East Asia's recovery in 1999 and 2000 has been no less dramatic, though much less publicized, than its economic reversals in 1997 and 1998.

Triggered by the collapse of Thailand's baht in July 1997, four economies that had high positive GDP growth in 1996 experienced negative growth (between 5 and 12 percent) in 1997 and 1998. Asset values in these "crisis" countries—Thailand, Korea, Malaysia, and Indonesia—plummeted by about 75 percent owing to currency depreciation, deflated equity, and property valuations. Averaging over the four economies, an asset worth $100 in June 1997 was worth only $25 a year later.

The turnaround of the East Asian economies by the second quarter of 2000 was extraordinary. Korea, Thailand, and Malaysia currently have growth rates equal to or above those of 1996. Indonesia's growth—about 5 percent annually—is surprisingly high as well as shaky because of civil and military unrest in Timor, Atjeh, and Ambon and the ambiguous position of Indonesia's military establishment.

Other indicators of the recovery's strength abound. Capital inflows have resumed, in the form of direct investment rather than debt. Korea, for example, which was almost closed to foreign direct investment before the turmoil of 1997, received $15.5 billion in FDI in 1999, five times the level in 1996. The current accounts of the four economies are now positive, their foreign exchange reserves are above those held in 1996 (except Indonesia), and their currencies, whose exchange rates are now flexible rather than artificially pegged, have regained 50 percent or more of their precrisis values.

The recovery is all the more impressive because the Japanese economy—long viewed by many as the essential engine for East Asia's recovery—continues to stagnate.

Although the East Asian economic picture is rosy, serious soft spots still exist in addition to Indonesia's problems. Korea's large and amorphous chaebols still require reform, as well as explicit nonpreferment in access to credit or other benefactions. One-third of Thailand's bank loans are "nonperforming." Malaysia's Mahathir has perhaps only temporarily backed away from his belief in tightly regulated capital markets.

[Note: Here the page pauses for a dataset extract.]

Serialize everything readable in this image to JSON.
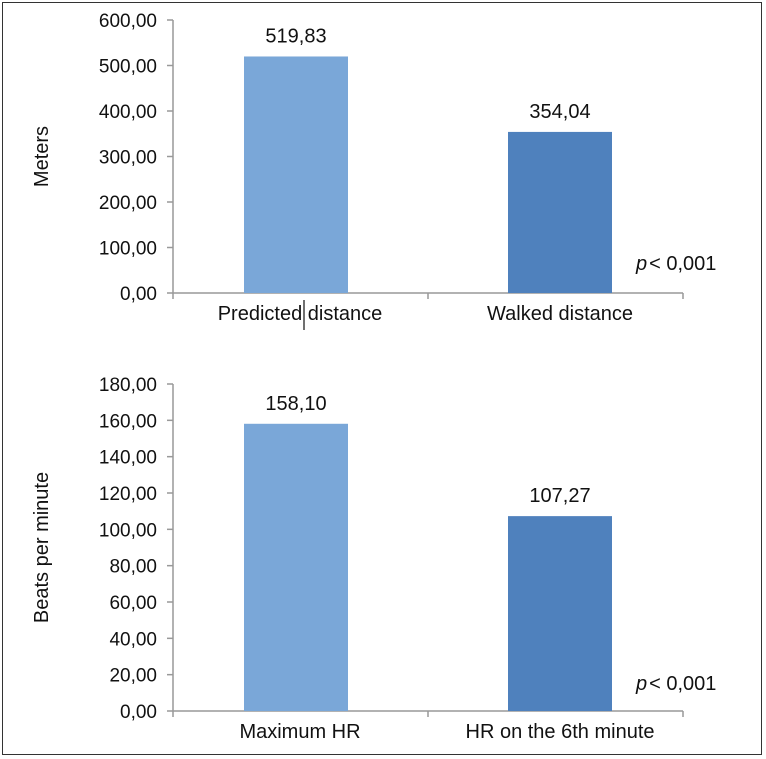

Nevertheless, the upward trajectory of the Asian economies is likely to endure because of five lessons—four tactical and one strategic—that appear to have been learned from the debacles of 1997–98. (1) As a form of foreign capital inflow, direct investment is far preferable to debt. (2) When borrowing abroad, the repayment period should not be shorter than the yield from the uses to which loans are put . (3) Don't borrow in foreign (hard) currency for purposes whose yields do not generate foreign currency, (at least not without ample foreign exchange reserves). (4) Don't peg domestic currency to the U.S. dollar (unless fiscal and monetary policies and institutions are strong enough to support the peg). (5) In charting development strategy, eschew the so-called Japan development model, which predicated resource allocations not on the basis of market criteria of costs and returns but on nonmarket-based preferment for particular firms or industries.